= Maxspid =

Maxspid Enterprise Pte Ltd is a Singaporean company that produces emergency lighting. It was founded in 1978.

==History==
Jimi Wong graduated from Singapore Polytechnic with a Diploma in Electrical Engineering. According to Asiaweek, Wong started out in the lighting industry as an employee but as the lighting industry became saturated and the emergency lighting industry grew to be a “potentially lucrative market”, Wong eventually ventured out on his own. Maxspid was founded by Wong as a sole proprietorship in 1978. The business became more lucrative in 1982, when it became compulsory for all local commercial and industrial buildings to install emergency lighting.

Wong's eldest son, James Wong, eventually joined the company and is now a general manager in Maxspid.

Maxspid was the first local company to manufacture emergency lighting, and now manufactures products varying from emergency exit luminaires to emergency kits and peripherals.

In 1986, Maxspid participated in the sixth biennial electrical and electronic technology exhibition at the World Trade Centre in Singapore. With the support of Singapore Trade Development Board, the company also participated in other overseas exhibitions such as the Hanover Fair in Western Germany and the fifth International Building Exhibition in 1987 held at Hong Kong.

Along with five other companies in the lighting industry, Maxspid formed the Singapore Lighting Consortium so as to secure more construction projects. In a The Straits Times article, Wong said that “such alliances enable small and medium enterprises to get a piece of the action without too huge a capital outlay.” This partnership ensures that they can continue to expand and endure in the industry. Wong sits on the management board of the Singapore Lighting Association.

== Products and services ==
Maxspid's produces emergency exit lights, emergency power packs and emergency luminaire. The exit signage luminaries use different types of lamps such as cold cathode fluorescent lamp, light-emitting diode (LED) lamp and fluorescent lamp. They also maintain lighting for some customers.

The company has attained the ISO 9000 certification for its products.
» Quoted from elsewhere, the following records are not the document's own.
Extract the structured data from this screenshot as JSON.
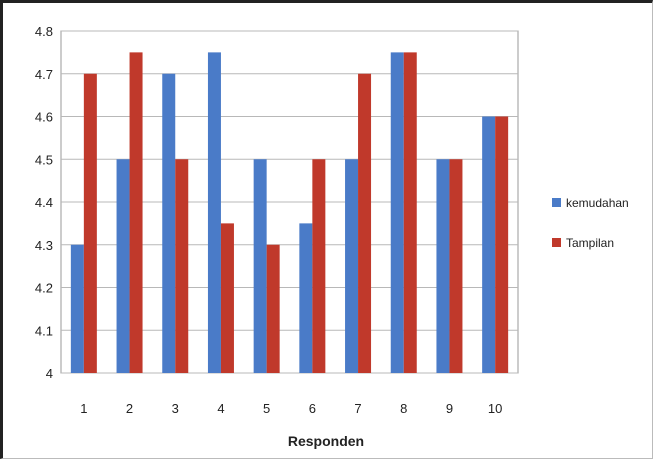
{
  "chart_data": {
    "type": "bar",
    "categories": [
      "1",
      "2",
      "3",
      "4",
      "5",
      "6",
      "7",
      "8",
      "9",
      "10"
    ],
    "series": [
      {
        "name": "kemudahan",
        "color": "#4a7bc8",
        "values": [
          4.3,
          4.5,
          4.7,
          4.75,
          4.5,
          4.35,
          4.5,
          4.75,
          4.5,
          4.6
        ]
      },
      {
        "name": "Tampilan",
        "color": "#c0392b",
        "values": [
          4.7,
          4.75,
          4.5,
          4.35,
          4.3,
          4.5,
          4.7,
          4.75,
          4.5,
          4.6
        ]
      }
    ],
    "title": "",
    "xlabel": "Responden",
    "ylabel": "",
    "ylim": [
      4,
      4.8
    ],
    "yticks": [
      "4",
      "4.1",
      "4.2",
      "4.3",
      "4.4",
      "4.5",
      "4.6",
      "4.7",
      "4.8"
    ],
    "grid": true,
    "legend_position": "right"
  }
}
Maxspid products also comply with Singapore compulsory standards.

The external design of the exit sign has largely remained the same, featuring a green sign with white letters spelling the letters 'Exit'. There is little room for customization of design when producing these signs as it is strictly regulated by the Singapore Civil Defence Force (SCDF). SCDF set these fire safety standards to ensure that all emergency signs used in Singapore will remain consistent. Despite such constraints, Marxspid has made some improvements in areas such as efficiency.

== Operations ==
The standards required for emergency signs means that differentiating factors between Maxspid's products are minimal, which helps them keep their inventory costs low. To reduce production costs, Mr Jimi Wong moved their manufacturing plant to Petaling Jaya in Malaysia in the 1980s, and again to China in the mid-1990s. Maxspid's Singapore headquarters focuses on research and development and also serves as a distribution point. The company also relies on outsourcing some components to other companies to minimise costs.

Maxspid has worked on local projects. Featured projects include the ION Orchard, Biopolis, Resorts World Sentosa, Singapore Management University and Changi Airport Terminal 3. Some of their notable customers include Changi Airport Terminals 1, 2 and 3, NTUC Income building, Marina Bay Suites, Lasalle College of the Arts, OCBC Bank, Supreme Court of Singapore, One Fullerton, Singapore General Hospital, Resorts World Sentosa, ION Orchard, National University of Singapore and Singapore Flyer.

Maxspid has also expanded overseas to countries such as Hong Kong, Indonesia, Philippines, Myanmar, Laos, Vietnam, Sri Lanka, India, Pakistan and South Africa. They hope to expand further into emerging markets such as Myanmar, Laos and the Middle East in the future.